JEJAKNTB.COM |Penyidik Polres Bima resmi menahan Kepala Desa (Kades) Ndano, M Sidik usai diperiksa sebagai tersangka dalam perkara dugaan penipuan.
“Iya, benar sudah ditahan penyidik tadi sore,” kata Kapolres Bima melalui Kasat Reskrim Polres Bima, AKP Abdul Malik via whatsapp, Rabu 15 Januari 2025.
Abdul Malik mengatakan, Kades Ndano ditahan penyidik setelah dilakukan pemeriksaan sebagai tersangka.
“Hari ini kita panggil sebagai tersangka untuk dilakukan pemeriksaan. Usai diperiksa tersangka ditahan penyidik,” ujarnya menjelaskan.
Dia mengatakan, sangkaan pasal penipuan terhadap Kades telah terpenuhi. “Sudah terpenuhi unsur penipuan dan perbuatan melawan hukum (PMH),” jelasnya.
Dia mengatakan, penyidik juga telah mengirim Surat Pemberitahuan Dimulainya Penyidikan (SPDP) ke Kejaksaan Negeri Bima.
“Untuk pengiriman berkas tahap pertama belum dilakukan, karena penyidik masih merampungkan berkasnya,” tandasnya.
“Kalau keyakinan penyidik tidak terjadi hal demikian dapat tidak dilakukan penahanan,” ujarnya.
Diberitakan sebelumnya, Kades Ndano, M Sidik diduga menipu korban penipuan Syafrudin Tolonggeru
Kasus penipuan ini berawal pada Agustus 2023 lalu, tersangka bisnis bibit jagung.
Cerita korban Syafrudin Tolonggeru, tersangka meminta bibit jagung dibawa dahulu dan akan dibayar setelah dana desa cair.
“Karena meyakinkan dan dijanjikan dibayar dalam waktu sepekan, akhirnya saya merelakan bibit jagung dibawa duluan,” tutur Syafrudin mengisahkan.
Pria yang akrab disapa Syafrudin mengaku, oknum Kades Ndano mengambil bibit jagung dalam tiga kali. Tahap pertama sebanyak 90 dus, tahap kedua 70 dus dan tahap ketiga 40 dus.

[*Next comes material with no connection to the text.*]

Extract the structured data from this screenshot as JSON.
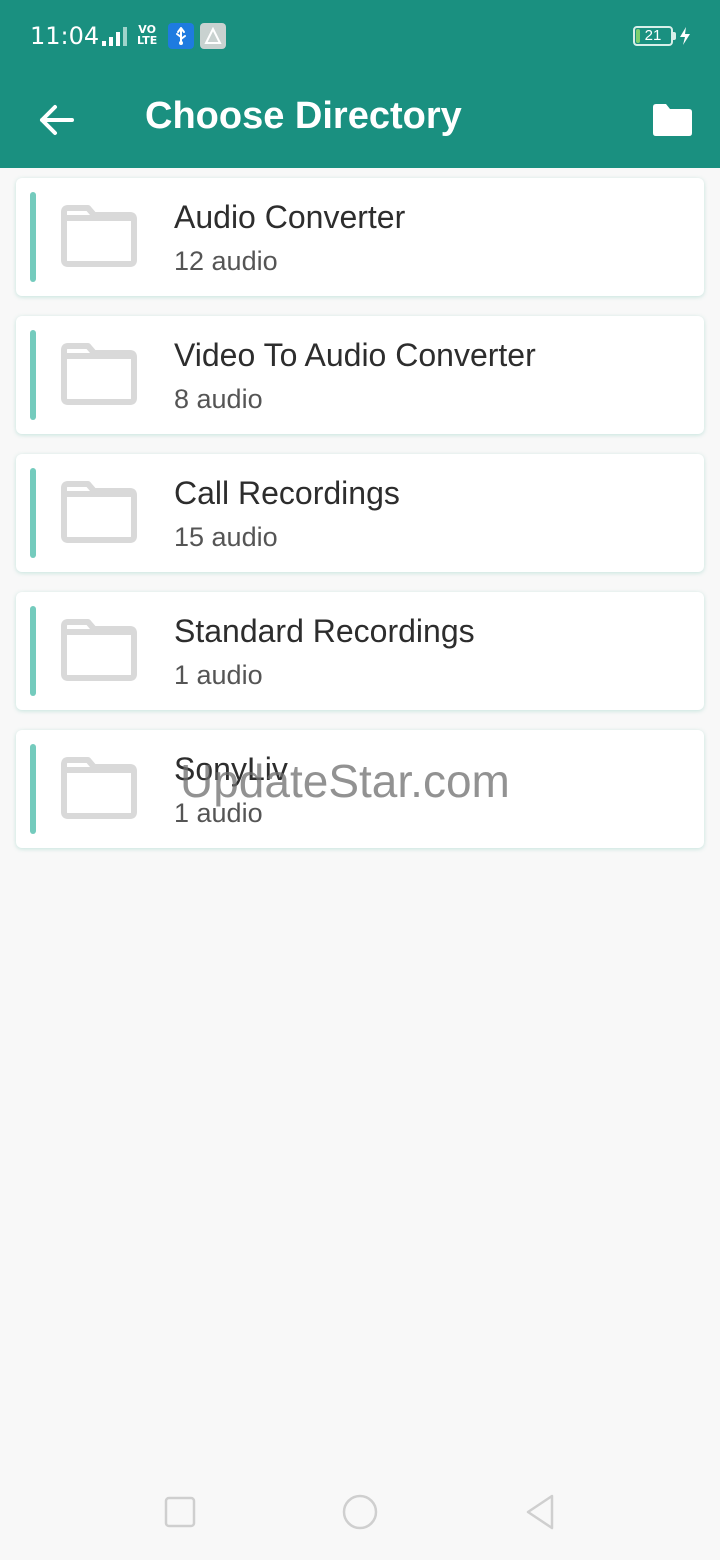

“Bibit jagung merk NK Sumo dengan harga per dus bervariasi. Ada yang seharga 2.550.000 juta, ada yang 2.650.000 juta dan ada yang harga 2.500.000 juta,” bebernya.
Menurut Syafrudin, dari jumlah bibit yang diambil oleh M Sidik, total nilai uang mencapai Rp 500 juta.

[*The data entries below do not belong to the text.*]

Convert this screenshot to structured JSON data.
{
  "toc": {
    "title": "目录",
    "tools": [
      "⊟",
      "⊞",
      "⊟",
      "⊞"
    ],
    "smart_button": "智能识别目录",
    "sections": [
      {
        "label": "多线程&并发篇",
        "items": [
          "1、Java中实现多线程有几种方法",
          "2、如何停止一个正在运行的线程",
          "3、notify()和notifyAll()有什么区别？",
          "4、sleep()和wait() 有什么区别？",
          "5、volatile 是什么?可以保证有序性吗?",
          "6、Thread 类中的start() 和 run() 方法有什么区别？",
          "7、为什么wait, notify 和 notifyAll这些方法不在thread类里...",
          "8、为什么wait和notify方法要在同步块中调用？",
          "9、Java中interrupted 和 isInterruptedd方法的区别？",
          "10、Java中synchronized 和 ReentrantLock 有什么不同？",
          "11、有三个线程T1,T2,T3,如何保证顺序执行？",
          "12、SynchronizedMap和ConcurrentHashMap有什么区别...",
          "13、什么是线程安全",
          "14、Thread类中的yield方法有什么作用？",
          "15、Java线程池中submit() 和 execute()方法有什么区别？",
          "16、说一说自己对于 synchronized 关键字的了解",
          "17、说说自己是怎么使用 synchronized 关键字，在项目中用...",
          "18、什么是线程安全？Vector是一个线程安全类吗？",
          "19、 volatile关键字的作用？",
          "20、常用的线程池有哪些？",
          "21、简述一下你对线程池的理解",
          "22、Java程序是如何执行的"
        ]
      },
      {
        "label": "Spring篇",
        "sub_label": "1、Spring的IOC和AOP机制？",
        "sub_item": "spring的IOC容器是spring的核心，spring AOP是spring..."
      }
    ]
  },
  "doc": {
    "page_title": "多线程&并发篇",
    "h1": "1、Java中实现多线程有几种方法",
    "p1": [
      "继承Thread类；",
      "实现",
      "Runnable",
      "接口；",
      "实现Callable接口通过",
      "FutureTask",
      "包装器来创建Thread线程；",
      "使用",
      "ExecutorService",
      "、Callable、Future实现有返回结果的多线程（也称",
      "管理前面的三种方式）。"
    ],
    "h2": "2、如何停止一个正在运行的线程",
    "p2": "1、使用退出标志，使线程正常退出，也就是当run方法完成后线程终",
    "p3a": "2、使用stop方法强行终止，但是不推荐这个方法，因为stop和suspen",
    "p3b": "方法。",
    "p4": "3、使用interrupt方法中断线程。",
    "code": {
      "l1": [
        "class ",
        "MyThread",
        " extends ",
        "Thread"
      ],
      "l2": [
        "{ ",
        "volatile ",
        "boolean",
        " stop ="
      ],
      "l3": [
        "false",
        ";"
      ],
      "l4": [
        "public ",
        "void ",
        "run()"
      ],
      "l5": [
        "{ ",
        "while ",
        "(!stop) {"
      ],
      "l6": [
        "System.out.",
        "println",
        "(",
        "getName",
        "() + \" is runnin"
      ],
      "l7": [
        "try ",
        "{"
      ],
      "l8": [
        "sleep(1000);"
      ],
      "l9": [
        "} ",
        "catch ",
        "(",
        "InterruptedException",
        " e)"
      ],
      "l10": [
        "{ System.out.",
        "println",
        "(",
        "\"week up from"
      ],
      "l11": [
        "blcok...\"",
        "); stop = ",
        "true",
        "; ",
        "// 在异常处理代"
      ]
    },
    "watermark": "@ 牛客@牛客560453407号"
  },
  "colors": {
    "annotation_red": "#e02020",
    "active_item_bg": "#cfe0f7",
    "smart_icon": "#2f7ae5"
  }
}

“Baru 150 juta yang dibayar, masih ada sisa sebesar 369.400.000 juta yang belum dibayar sampai detik ini,” pungkasnya.
Sementara sejumlah staf saat ditemui JejakNTB, Rabu (15/1) membenarkan informasi tersebut, ” iya betul, pak ! Kades kami resmi ditahan untuk menjalani proses hukum,” tutup stafnya yang tidak mau disebutkan namanya pada JejakNTB.
Uniknya, sempat rekannya sesama Kades yakni Kades Campa M Taufik SH mendatangi kantor Desa tersebut namun bukan untuk silaturrahim melainkan juga menagih utang nya M Siddik yang dijanjikan dibayar bulan ini namun apes sidik sudah menjadi tersangka kasus penipuan.
” Iya, saya datang untuk menagih hutang piutang nya pada kami yang dijanjikan dibayarkan namun tidak dilakukan pelunasan,” paparnya
Informasi yang diserap media pada Kades Campa, M Siddik meninggalkan sisa hutang puluhan juta pada Kades Campa dan hingga kini belum juga dibayar.